Easy Tips to Backup Photos to Google Photos on Smartphone and Desktop
For those of you who like to take pictures using a smartphone, of course you are familiar with Google’s cloud service, which is Photos.
At present, data storage using the cloud is felt to be safer, because often computing companies do not give up opportunities for outsiders to access data stored in the cloud.
Not only that, external storage media like memory cards, hard drives, and SSD (solid state drives) are also vulnerable to damage.
In addition to offering free storage, Google also uses image analysis based on production intelligence (Artificial intelligence, AI) to organize your portraits and videos, making it easier to browse and edit.
Then, what if you want to backup portraits and videos to Google’s cloud storage service, and access them from various mobile devices?
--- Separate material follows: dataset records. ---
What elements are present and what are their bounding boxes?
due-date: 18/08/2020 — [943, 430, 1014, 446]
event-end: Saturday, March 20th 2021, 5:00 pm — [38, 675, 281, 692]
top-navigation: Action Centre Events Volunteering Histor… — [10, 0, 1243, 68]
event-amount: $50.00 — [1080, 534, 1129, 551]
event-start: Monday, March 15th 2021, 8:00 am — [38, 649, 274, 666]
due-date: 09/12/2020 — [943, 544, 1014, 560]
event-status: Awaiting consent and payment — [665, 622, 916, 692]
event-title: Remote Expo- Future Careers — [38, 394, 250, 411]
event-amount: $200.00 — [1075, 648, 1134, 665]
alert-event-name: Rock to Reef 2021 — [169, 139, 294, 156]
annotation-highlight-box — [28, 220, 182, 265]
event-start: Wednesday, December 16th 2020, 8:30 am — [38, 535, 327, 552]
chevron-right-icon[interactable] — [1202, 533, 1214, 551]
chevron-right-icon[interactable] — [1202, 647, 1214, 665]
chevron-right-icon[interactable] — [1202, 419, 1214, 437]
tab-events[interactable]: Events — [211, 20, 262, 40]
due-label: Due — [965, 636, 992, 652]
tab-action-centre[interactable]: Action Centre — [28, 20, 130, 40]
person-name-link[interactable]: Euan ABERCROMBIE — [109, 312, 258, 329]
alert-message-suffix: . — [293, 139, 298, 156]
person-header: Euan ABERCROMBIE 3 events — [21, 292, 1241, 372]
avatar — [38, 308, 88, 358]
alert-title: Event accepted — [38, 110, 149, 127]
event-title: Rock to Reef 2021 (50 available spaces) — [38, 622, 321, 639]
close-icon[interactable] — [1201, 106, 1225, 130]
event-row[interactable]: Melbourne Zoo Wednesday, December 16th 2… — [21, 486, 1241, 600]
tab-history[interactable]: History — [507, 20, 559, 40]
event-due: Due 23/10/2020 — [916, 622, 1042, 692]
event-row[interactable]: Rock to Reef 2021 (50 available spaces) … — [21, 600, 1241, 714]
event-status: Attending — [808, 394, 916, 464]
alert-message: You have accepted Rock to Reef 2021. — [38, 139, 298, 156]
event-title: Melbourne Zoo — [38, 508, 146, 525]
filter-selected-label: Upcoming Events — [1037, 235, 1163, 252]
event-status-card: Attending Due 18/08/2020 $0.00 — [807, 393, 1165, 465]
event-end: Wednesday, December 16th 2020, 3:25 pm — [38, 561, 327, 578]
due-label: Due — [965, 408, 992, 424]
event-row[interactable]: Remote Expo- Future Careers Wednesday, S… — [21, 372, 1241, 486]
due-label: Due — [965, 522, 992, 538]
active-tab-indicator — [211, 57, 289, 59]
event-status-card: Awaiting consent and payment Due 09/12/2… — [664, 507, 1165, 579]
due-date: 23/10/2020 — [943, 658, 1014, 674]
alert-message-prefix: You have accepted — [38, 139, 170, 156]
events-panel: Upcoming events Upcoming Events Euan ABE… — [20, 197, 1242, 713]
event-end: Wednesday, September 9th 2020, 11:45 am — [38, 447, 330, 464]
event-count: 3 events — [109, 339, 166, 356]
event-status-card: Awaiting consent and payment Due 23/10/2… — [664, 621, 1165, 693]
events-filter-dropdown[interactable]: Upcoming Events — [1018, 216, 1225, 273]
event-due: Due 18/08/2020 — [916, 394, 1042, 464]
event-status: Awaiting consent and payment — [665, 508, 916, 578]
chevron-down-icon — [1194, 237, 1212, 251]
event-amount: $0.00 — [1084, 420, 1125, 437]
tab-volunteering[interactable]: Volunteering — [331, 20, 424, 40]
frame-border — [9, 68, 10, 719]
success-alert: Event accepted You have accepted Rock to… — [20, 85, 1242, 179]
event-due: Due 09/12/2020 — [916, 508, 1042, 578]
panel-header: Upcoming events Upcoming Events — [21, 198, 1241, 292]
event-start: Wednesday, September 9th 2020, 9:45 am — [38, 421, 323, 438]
Here are tips that you can work on to save portraits and videos to Google Photos using iOS, Android and desktop devices. https://bit.ly/2kBONKo
1. Install the Google Photos Application
To use Google Photo on an iPhone or Android smartphone, make sure you have downloaded the software from the App Store or Google Play Store.
For those of you who use Mac or Windows, you must first set the application to automatically sync different images and files from your computer to the Photos software.
Once opened, the Google Photos icon will appear in the very top menu bar of the browser. You can control it past Preferences.
2. Access Backup and Sync Settings on Mobile
Open the Google Photos software on iOS and Android phones, select Settings from the main menu and select Backup & Sync.
Here, you can enable auto backup and arrange the upload file size. High Quality will store unlimited images and vieo up to 16MP for free.
More than 16MP will be compressed in the cloud, but not on your desktop or equipment. https://bit.ly/2k8Pgnb
3. Select Backup via Data Package or Wi-Fi
You can choose to upload content through the ATA package or via Wi-Fi. If you have an unlimited data plan, you don’t need to worry about running out of quota.